Indigo does this on occasion, we quickly took it under control when she did it to my husband one morningwhile he was in bed.. in a very bad spot, she bites, just with the very front of her teeth, just a little nib.
I dont think she's done it since he yelled at her LOL


----------



## AK GSD (Feb 27, 2008)

Boss gets excited about the vacumn. He has learned he is not supposed to bite at it. So now when I vacumn he grabs one of his squeaky balls and follows me around with it squeaking the whole time. It was not anything I taught him to do - just something he started doing on his own but it seems to be like a pacifier to him







So along with telling your pup no maybe you can try to redirect her to something more appropriate to put in her mouth that she likes.


----------



## doggiedad (Dec 2, 2007)

how old is your dog???


----------



## Timber1 (May 19, 2007)

My dog did the same darn thing. When I git in the truck her would grab me by the arm, nothing mean, and was just so excited. 

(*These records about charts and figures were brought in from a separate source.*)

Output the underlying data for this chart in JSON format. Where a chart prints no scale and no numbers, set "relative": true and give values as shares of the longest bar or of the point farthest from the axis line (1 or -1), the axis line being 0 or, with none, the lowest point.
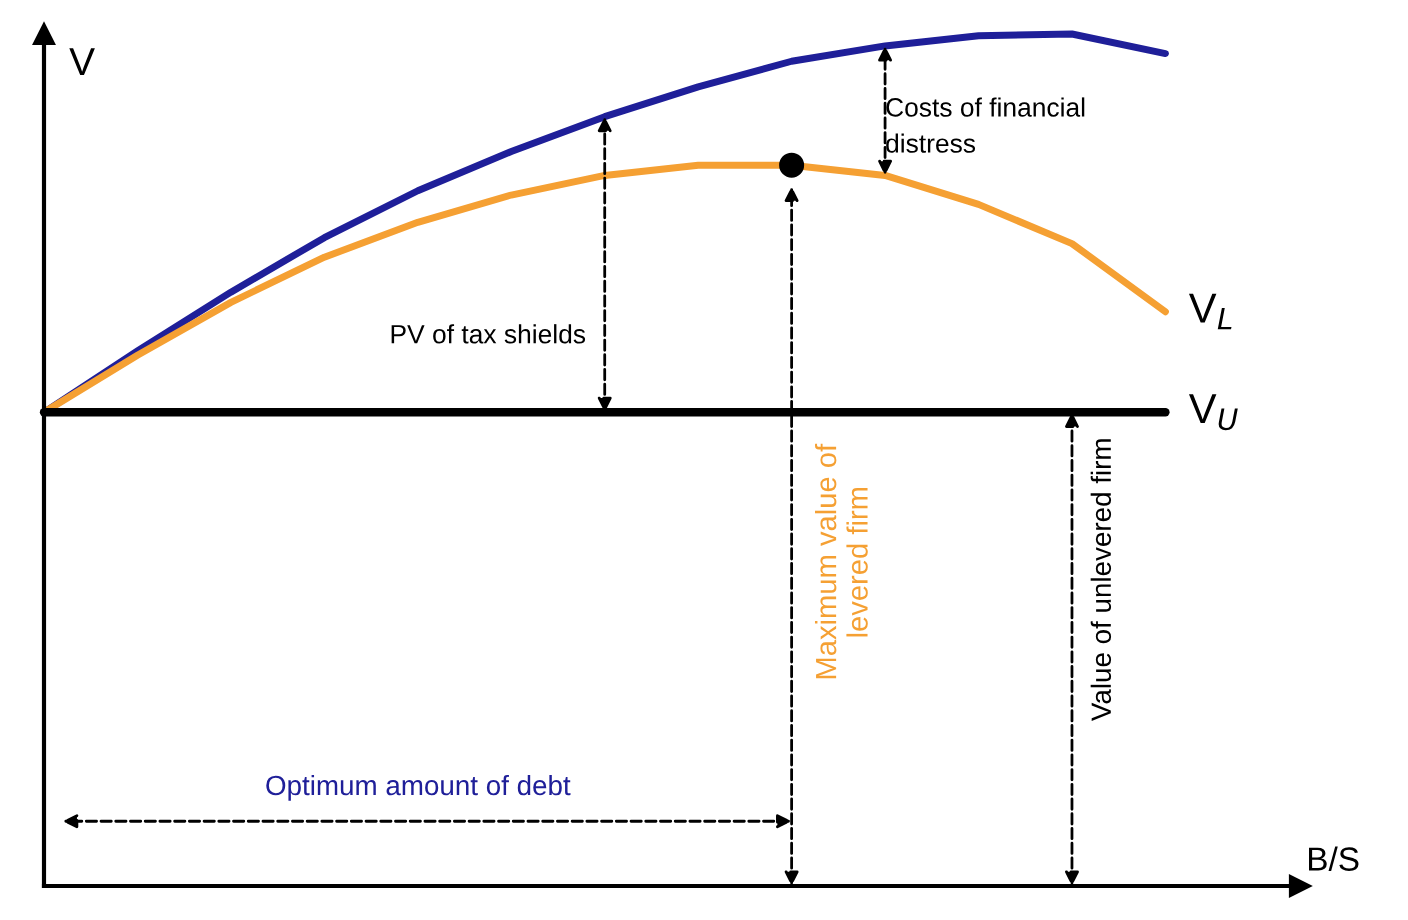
{
  "chart_data": {
    "type": "line",
    "relative": true,
    "xlabel": "B/S",
    "ylabel": "V",
    "categories": [
      null,
      null,
      null,
      null,
      null,
      null,
      null,
      null,
      null,
      null,
      null,
      null,
      null
    ],
    "series": [
      {
        "color": "#1f1f99",
        "values": [
          0.556,
          0.628,
          0.697,
          0.761,
          0.816,
          0.862,
          0.903,
          0.938,
          0.968,
          0.986,
          0.998,
          1.0,
          0.977
        ]
      },
      {
        "name": "V$_{L}$",
        "color": "#f5a033",
        "values": [
          0.556,
          0.623,
          0.685,
          0.738,
          0.779,
          0.811,
          0.834,
          0.846,
          0.846,
          0.834,
          0.8,
          0.754,
          0.674
        ]
      },
      {
        "name": "V$_{U}$",
        "color": "#000000",
        "values": [
          0.556,
          0.556,
          0.556,
          0.556,
          0.556,
          0.556,
          0.556,
          0.556,
          0.556,
          0.556,
          0.556,
          0.556,
          0.556
        ]
      }
    ],
    "annotations": [
      "Costs of financial\ndistress",
      "PV of tax shields",
      "Maximum value of\nlevered firm",
      "Value of unlevered firm",
      "Optimum amount of debt"
    ],
    "grid": false,
    "legend": false,
    "marker": "none",
    "line_style": "solid"
  }
}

So now when we leave the house I make him sit and stay. In the house, in the laundry room, in the garage and then by the truck's door. If he does not obey we start over.

Before, I would just give in, but requring he obey has worked.


----------



## Timber1 (May 19, 2007)

My dog did the same darn thing. When I git in the truck her would grab me by the arm, nothing mean, and was just so excited. 

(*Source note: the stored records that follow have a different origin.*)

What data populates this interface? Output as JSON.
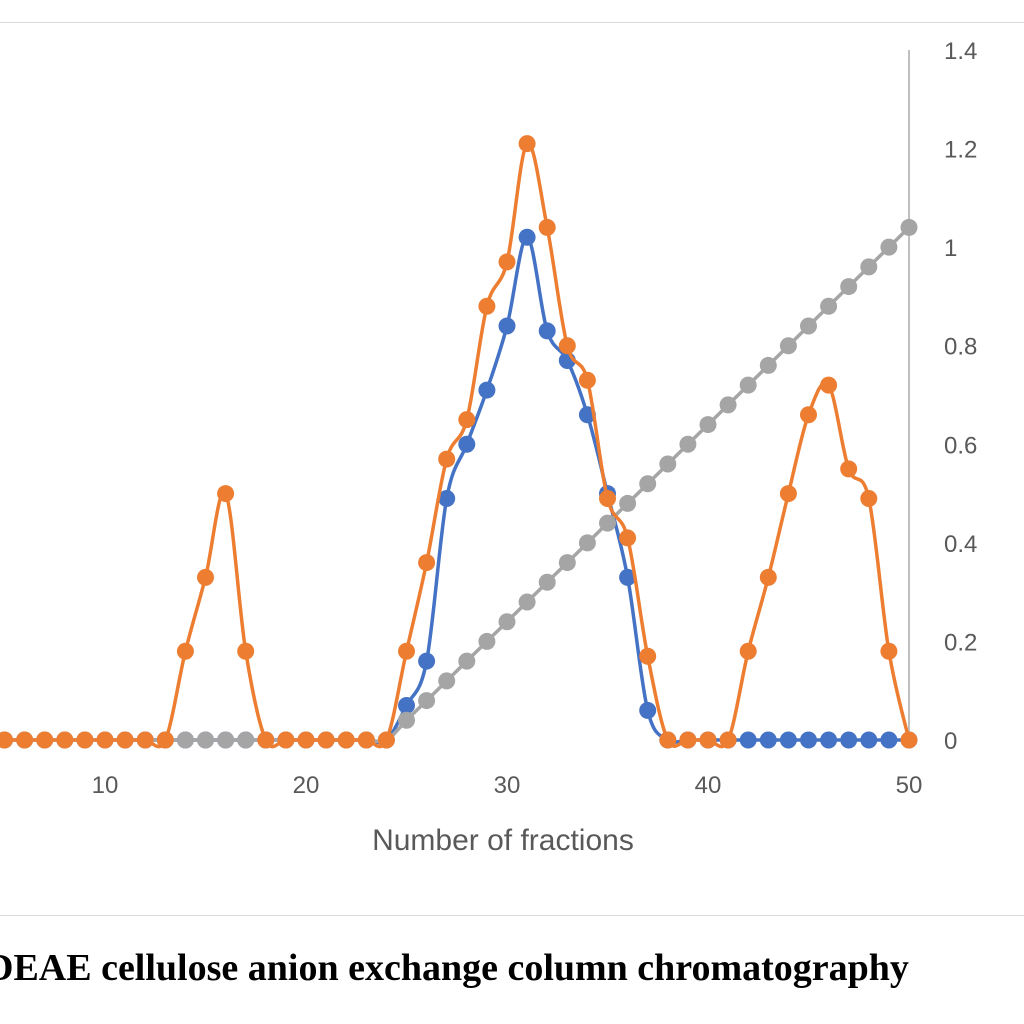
{
  "chart_data": {
    "type": "line",
    "title": "",
    "xlabel": "Number of fractions",
    "ylabel_right": "",
    "x_ticks": [
      10,
      20,
      30,
      40,
      50
    ],
    "y_right_ticks": [
      "0",
      "0.2",
      "0.4",
      "0.6",
      "0.8",
      "1",
      "1.2",
      "1.4"
    ],
    "xlim": [
      5,
      50
    ],
    "ylim_right": [
      0,
      1.4
    ],
    "grid": false,
    "series": [
      {
        "color": "#4472C4",
        "x": [
          1,
          2,
          3,
          4,
          5,
          6,
          7,
          8,
          9,
          10,
          11,
          12,
          13,
          14,
          15,
          16,
          17,
          18,
          19,
          20,
          21,
          22,
          23,
          24,
          25,
          26,
          27,
          28,
          29,
          30,
          31,
          32,
          33,
          34,
          35,
          36,
          37,
          38,
          39,
          40,
          41,
          42,
          43,
          44,
          45,
          46,
          47,
          48,
          49,
          50
        ],
        "y": [
          0,
          0,
          0,
          0,
          0,
          0,
          0,
          0,
          0,
          0,
          0,
          0,
          0,
          0,
          0,
          0,
          0,
          0,
          0,
          0,
          0,
          0,
          0,
          0,
          0.07,
          0.16,
          0.49,
          0.6,
          0.71,
          0.84,
          1.02,
          0.83,
          0.77,
          0.66,
          0.5,
          0.33,
          0.06,
          0,
          0,
          0,
          0,
          0,
          0,
          0,
          0,
          0,
          0,
          0,
          0,
          0
        ]
      },
      {
        "color": "#ED7D31",
        "x": [
          1,
          2,
          3,
          4,
          5,
          6,
          7,
          8,
          9,
          10,
          11,
          12,
          13,
          14,
          15,
          16,
          17,
          18,
          19,
          20,
          21,
          22,
          23,
          24,
          25,
          26,
          27,
          28,
          29,
          30,
          31,
          32,
          33,
          34,
          35,
          36,
          37,
          38,
          39,
          40,
          41,
          42,
          43,
          44,
          45,
          46,
          47,
          48,
          49,
          50
        ],
        "y": [
          0,
          0,
          0,
          0,
          0,
          0,
          0,
          0,
          0,
          0,
          0,
          0,
          0,
          0.18,
          0.33,
          0.5,
          0.18,
          0,
          0,
          0,
          0,
          0,
          0,
          0,
          0.18,
          0.36,
          0.57,
          0.65,
          0.88,
          0.97,
          1.21,
          1.04,
          0.8,
          0.73,
          0.49,
          0.41,
          0.17,
          0,
          0,
          0,
          0,
          0.18,
          0.33,
          0.5,
          0.66,
          0.72,
          0.55,
          0.49,
          0.18,
          0
        ]
      },
      {
        "color": "#A5A5A5",
        "x": [
          1,
          2,
          3,
          4,
          5,
          6,
          7,
          8,
          9,
          10,
          11,
          12,
          13,
          14,
          15,
          16,
          17,
          18,
          19,
          20,
          21,
          22,
          23,
          24,
          25,
          26,
          27,
          28,
          29,
          30,
          31,
          32,
          33,
          34,
          35,
          36,
          37,
          38,
          39,
          40,
          41,
          42,
          43,
          44,
          45,
          46,
          47,
          48,
          49,
          50
        ],
        "y": [
          0,
          0,
          0,
          0,
          0,
          0,
          0,
          0,
          0,
          0,
          0,
          0,
          0,
          0,
          0,
          0,
          0,
          0,
          0,
          0,
          0,
          0,
          0,
          0,
          0.04,
          0.08,
          0.12,
          0.16,
          0.2,
          0.24,
          0.28,
          0.32,
          0.36,
          0.4,
          0.44,
          0.48,
          0.52,
          0.56,
          0.6,
          0.64,
          0.68,
          0.72,
          0.76,
          0.8,
          0.84,
          0.88,
          0.92,
          0.96,
          1.0,
          1.04
        ]
      }
    ]
  },
  "caption": "DEAE cellulose anion exchange column chromatography"
}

So now when we leave the house I make him sit and stay. In the house, in the laundry room, in the garage and then by the truck's door. If he does not obey we start over.

Before, I would just give in, but requring he obey has worked.


----------



## sprzybyl (May 15, 2008)

ak gsd... LOL!! we have a problem with the vacuum/ swiffer/ duster too- anything that makes a swishing motion she just can't help but CHASE. i'll try the toss a million toys at her instead. (i wonder if that would be a 'reward' to her though?)

i'm not sure how to handle it in the car, but if and when she does those "nips" we say "No!", cross our arms and walk away. Biting means no playing or attention for you.


----------



## DHau (Feb 24, 2007)

She's 14 months old. This is something that has been going on for about 2 months. At first I didn't believe it from other family members, but when she did it to me, it's like oh wow! This has to stop.


I know it's just her way of showing excitement.


----------